The Disgruntled Chemist was in Minnesota last week. He went out to a few local bars, and wrote about his encounters. Check out this one where met a girl who had martini olives in her beer. She claimed the olives were a substitute for the salt she normally put in her beer. Yeah, salt. SALT! In her beer. Salt. In. Beer. What’s up with that?
I was intrigued. Now, this practice wasn’t entirely new to me; one time when I went out to dinner with family I saw a guy pour salt in his Budweiser. I’ve been trying to figure out why he would do that ever since. So, I did some research*. Here’s what the beer advocate had to say:
Putting salt in beer stems from a few philosophies – all of which seem to have had a purpose at one time or another. An old wives’ tale said that putting a sprinkle of salt in your beer would stave off cramping during hard work. Dehydration can cause cramping of the muscles, because of the depletion of minerals in the body. Adding salt to the beer would make the worker thirsty, and thus he would drink more beer to relieve the dehydration.

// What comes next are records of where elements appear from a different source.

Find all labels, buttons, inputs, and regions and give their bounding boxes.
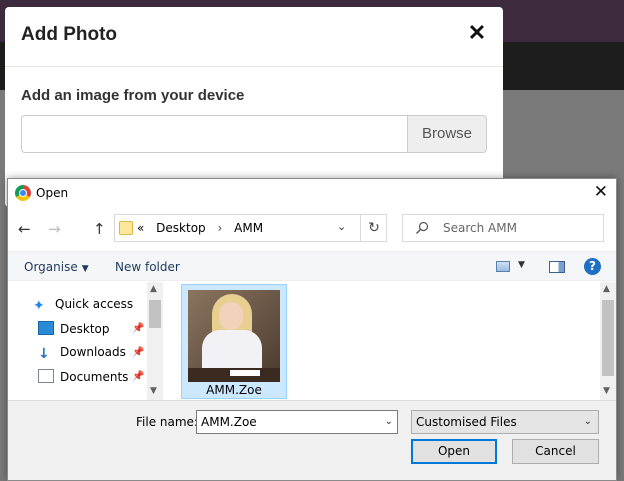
help-icon[interactable]: ? [584,258,601,275]
forward-arrow-icon[interactable]: → [48,220,61,238]
address-dropdown-icon[interactable]: ⌄ [337,220,346,233]
modal-header: Add Photo ✕ [5,7,503,67]
organise-label: Organise [24,260,78,274]
star-icon: ✦ [33,298,45,314]
file-thumbnail [188,290,280,382]
file-path-input[interactable] [21,115,407,153]
organise-menu[interactable]: Organise ▼ [24,260,89,274]
navigation-pane: ✦ Quick access Desktop 📌 ↓ Downloads 📌 Doc… [8,282,163,400]
breadcrumb-separator-icon[interactable]: › [218,221,223,235]
close-icon[interactable]: ✕ [465,21,489,45]
sidebar-item-desktop[interactable]: Desktop [38,321,110,336]
scroll-down-icon[interactable]: ▼ [603,386,610,396]
file-list: AMM.Zoe [165,282,599,400]
refresh-icon[interactable]: ↻ [360,215,387,241]
breadcrumb: « Desktop › AMM [137,221,271,235]
desktop-icon [38,321,54,335]
pin-icon[interactable]: 📌 [132,323,144,334]
breadcrumb-overflow[interactable]: « [137,221,144,235]
file-tile[interactable]: AMM.Zoe [181,284,287,399]
scroll-thumb[interactable] [602,300,614,376]
add-photo-modal: Add Photo ✕ Add an image from your devic… [5,7,503,207]
sidebar-item-downloads[interactable]: ↓ Downloads [38,345,126,362]
sidebar-item-label: Desktop [60,322,110,336]
preview-pane-icon[interactable] [549,261,565,273]
chevron-down-icon[interactable]: ⌄ [385,416,393,427]
up-arrow-icon[interactable]: ↑ [93,220,106,238]
address-bar[interactable]: « Desktop › AMM ⌄ ↻ [114,214,387,242]
caret-down-icon: ▼ [81,264,89,274]
search-placeholder: Search AMM [443,221,517,235]
view-mode-icon[interactable] [496,261,510,272]
dialog-title: Open [36,186,69,200]
back-arrow-icon[interactable]: ← [18,220,31,238]
file-type-value: Customised Files [416,415,517,429]
file-list-scrollbar[interactable]: ▲ ▼ [600,282,616,400]
scroll-thumb[interactable] [149,300,161,328]
dialog-nav-bar: ← → ↑ « Desktop › AMM ⌄ ↻ Search AMM [8,207,616,249]
file-name-input[interactable]: AMM.Zoe ⌄ [196,410,398,434]
breadcrumb-item-desktop[interactable]: Desktop [156,221,206,235]
sidebar-item-quick-access[interactable]: ✦ Quick access [33,297,134,314]
scroll-up-icon[interactable]: ▲ [150,284,157,294]
search-box[interactable]: Search AMM [402,214,604,242]
open-button[interactable]: Open [411,439,497,464]
view-dropdown-icon[interactable]: ▼ [518,260,525,270]
chevron-down-icon: ⌄ [583,416,592,427]
dialog-footer: File name: AMM.Zoe ⌄ Customised Files ⌄ … [8,400,616,480]
dialog-titlebar: Open ✕ [8,179,616,207]
file-name-label: AMM.Zoe [206,383,262,397]
search-icon [416,221,429,234]
sidebar-item-label: Downloads [60,345,126,359]
new-folder-button[interactable]: New folder [115,260,180,274]
file-name-value: AMM.Zoe [201,415,257,429]
open-file-dialog: Open ✕ ← → ↑ « Desktop › AMM ⌄ ↻ Search … [7,178,617,481]
file-type-select[interactable]: Customised Files ⌄ [411,410,599,434]
modal-title: Add Photo [21,24,118,45]
command-bar: Organise ▼ New folder ▼ ? [8,251,616,281]
file-name-field-label: File name: [136,415,198,429]
sidebar-item-label: Quick access [55,297,134,311]
folder-icon [119,221,133,235]
modal-subtitle: Add an image from your device [21,87,245,104]
navigation-scrollbar[interactable]: ▲ ▼ [147,282,163,400]
scroll-down-icon[interactable]: ▼ [150,386,157,396]
dialog-close-icon[interactable]: ✕ [594,182,608,202]
breadcrumb-item-amm[interactable]: AMM [234,221,263,235]
sidebar-item-label: Documents [60,370,129,384]
pin-icon[interactable]: 📌 [132,347,144,358]
scroll-up-icon[interactable]: ▲ [603,284,610,294]
pin-icon[interactable]: 📌 [132,371,144,382]
browse-button[interactable]: Browse [407,115,487,153]
documents-icon [38,369,54,383]
sidebar-item-documents[interactable]: Documents [38,369,128,384]
downloads-icon: ↓ [38,346,50,362]
cancel-button[interactable]: Cancel [512,439,599,464]
chrome-icon [15,185,31,201]
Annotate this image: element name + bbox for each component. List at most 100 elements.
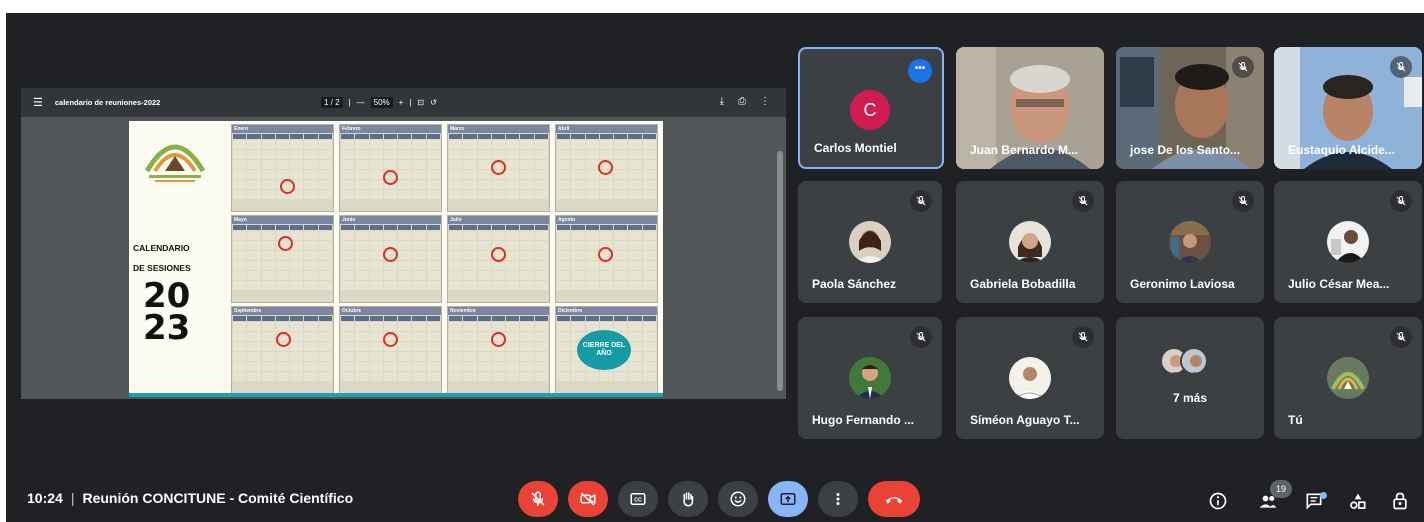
svg-text:CC: CC [634, 497, 642, 503]
zoom-in-icon[interactable]: + [399, 98, 404, 107]
participant-tile[interactable]: Hugo Fernando ... [798, 317, 942, 439]
meeting-date-circle [598, 160, 613, 175]
participant-name: Síméon Aguayo T... [970, 413, 1080, 427]
captions-icon: CC [630, 493, 646, 505]
participant-tile[interactable]: Eustaquio Alcide... [1274, 47, 1422, 169]
calendar-title-line1: CALENDARIO [133, 243, 190, 253]
month-name: Julio [448, 216, 549, 224]
meeting-date-circle [491, 247, 506, 262]
zoom-separator: | [348, 98, 351, 107]
more-vert-icon[interactable]: ⋮ [760, 96, 770, 107]
month-name: Junio [340, 216, 441, 224]
print-icon[interactable]: ⎙ [738, 96, 746, 107]
meeting-date-circle [491, 160, 506, 175]
month-days [340, 133, 441, 200]
participant-tile[interactable]: Paola Sánchez [798, 181, 942, 303]
more-participants-tile[interactable]: 7 más [1116, 317, 1264, 439]
mic-off-icon [910, 326, 932, 348]
self-avatar [1327, 357, 1369, 399]
scrollbar[interactable] [777, 151, 783, 391]
chat-notification-dot [1320, 492, 1327, 499]
raise-hand-button[interactable] [668, 481, 708, 517]
month-name: Marzo [448, 125, 549, 133]
mic-off-icon [1390, 326, 1412, 348]
avatar [849, 357, 891, 399]
meeting-date-circle [383, 332, 398, 347]
more-options-button[interactable] [818, 481, 858, 517]
calendar-month: Enero [231, 124, 334, 212]
month-days [232, 224, 333, 291]
closing-badge: CIERRE DEL AÑO [577, 330, 631, 370]
month-name: Mayo [232, 216, 333, 224]
hang-up-icon [885, 497, 903, 504]
pdf-file-name: calendario de reuniones-2022 [54, 98, 161, 107]
present-screen-icon [780, 493, 796, 505]
avatar [1169, 221, 1211, 263]
participant-tile[interactable]: Juan Bernardo M... [956, 47, 1104, 169]
more-options-icon[interactable]: ••• [908, 59, 932, 83]
meet-window: ☰ calendario de reuniones-2022 1 / 2 | —… [6, 13, 1424, 522]
activities-button[interactable] [1346, 489, 1370, 513]
calendar-year: 20 23 [143, 279, 190, 344]
meeting-date-circle [280, 179, 295, 194]
participant-name: Geronimo Laviosa [1130, 277, 1235, 291]
participant-tile[interactable]: jose De los Santo... [1116, 47, 1264, 169]
participant-name: Juan Bernardo M... [970, 143, 1079, 157]
menu-icon[interactable]: ☰ [33, 96, 43, 109]
mic-button[interactable] [518, 481, 558, 517]
meeting-info: 10:24 | Reunión CONCITUNE - Comité Científ… [27, 490, 353, 506]
zoom-out-icon[interactable]: — [357, 98, 365, 107]
present-button[interactable] [768, 481, 808, 517]
participant-name: Tú [1288, 413, 1303, 427]
fit-page-icon[interactable]: ⊡ [417, 98, 424, 107]
reactions-button[interactable] [718, 481, 758, 517]
camera-button[interactable] [568, 481, 608, 517]
participant-name: Gabriela Bobadilla [970, 277, 1076, 291]
participant-tile[interactable]: C ••• Carlos Montiel [798, 47, 944, 169]
avatar [1180, 347, 1208, 375]
mic-off-icon [1232, 56, 1254, 78]
month-name: Diciembre [556, 307, 657, 315]
participant-tile[interactable]: Síméon Aguayo T... [956, 317, 1104, 439]
mic-off-icon [1390, 56, 1412, 78]
mic-off-icon [1232, 190, 1254, 212]
participant-name: Julio César Mea... [1288, 277, 1390, 291]
info-icon [1209, 492, 1227, 510]
emoji-icon [730, 491, 746, 507]
host-controls-button[interactable] [1388, 489, 1412, 513]
participant-name: Eustaquio Alcide... [1288, 143, 1395, 157]
mic-off-icon [1390, 190, 1412, 212]
calendar-month: Octubre [339, 306, 442, 394]
more-participants-count: 7 más [1172, 391, 1208, 405]
page-indicator[interactable]: 1 / 2 [321, 97, 343, 108]
meeting-date-circle [383, 247, 398, 262]
month-name: Septiembre [232, 307, 333, 315]
meeting-date-circle [598, 247, 613, 262]
meeting-date-circle [276, 332, 291, 347]
info-separator: | [70, 490, 75, 506]
rotate-icon[interactable]: ↺ [430, 98, 437, 107]
download-icon[interactable]: ⤓ [720, 96, 724, 107]
participant-tile[interactable]: Geronimo Laviosa [1116, 181, 1264, 303]
meeting-date-circle [278, 236, 293, 251]
month-name: Octubre [340, 307, 441, 315]
calendar-page: CALENDARIO DE SESIONES 20 23 Enero Febrer… [129, 121, 663, 397]
participant-tile[interactable]: Gabriela Bobadilla [956, 181, 1104, 303]
page-footer-bar [129, 393, 663, 397]
shared-screen: ☰ calendario de reuniones-2022 1 / 2 | —… [21, 88, 786, 399]
calendar-title: CALENDARIO DE SESIONES [133, 239, 213, 278]
avatar [849, 221, 891, 263]
captions-button[interactable]: CC [618, 481, 658, 517]
more-vert-icon [836, 493, 840, 505]
avatar [1009, 357, 1051, 399]
zoom-level[interactable]: 50% [370, 97, 393, 108]
leave-call-button[interactable] [868, 481, 920, 517]
self-tile[interactable]: Tú [1274, 317, 1422, 439]
month-name: Noviembre [448, 307, 549, 315]
meeting-details-button[interactable] [1206, 489, 1230, 513]
mic-off-icon [531, 491, 545, 506]
people-button[interactable] [1256, 489, 1280, 513]
participant-tile[interactable]: Julio César Mea... [1274, 181, 1422, 303]
organization-logo [144, 144, 206, 182]
pdf-viewport: CALENDARIO DE SESIONES 20 23 Enero Febrer… [21, 117, 786, 399]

Others add salt to beer for flavor purposes; post-prohibition (1933) beer had turned into somewhat of an ugly being. Breweries had to cut costs and started to use cheaper ingredients like rice and corn, which made for a nearly flavorless beer. These beers are still around, though most people have become accustomed to flavorless beer and so have no need for the salt. Many South and Central American beer drinkers will add salt, and sometimes hot sauce and/or lemon, for flavor, or to mask off flavor in beer.
The last reason we found, which also makes no sense, was to add salt to beer to knock the carbonation out. Why not just pour the beer out hard or swirl it a couple times?
Really and truly, there is no reason to add salt to your beer (unless you are 80-something and traditions die hard with you). Nowadays, adding salt to your beer is a complete oddity, something of the past. Save the salt for a good steak, and leave the beer alone!
According to the girl in the bar, “It’s a midwestern thing,” and someone from Southern California wouldn’t understand. I wouldn’t want to understand it. Why drink a beer that needs the added flavor of salt**? Why make your beer flat?
But if you like ruining your beer, there are products you can buy that allow you to do just that. We are so entrenched in our consumerist culture we’ll pay for something that will screw up another thing we bought.
* I googled salt+beer.
** You know how you’re supposed to add a lime wedge to Corona? It’s because the bottle is clear, and the beer skunks when exposed to light for long periods of time (ie, in a display case). The lime (or salt, or hot sauce) covers up the skunk.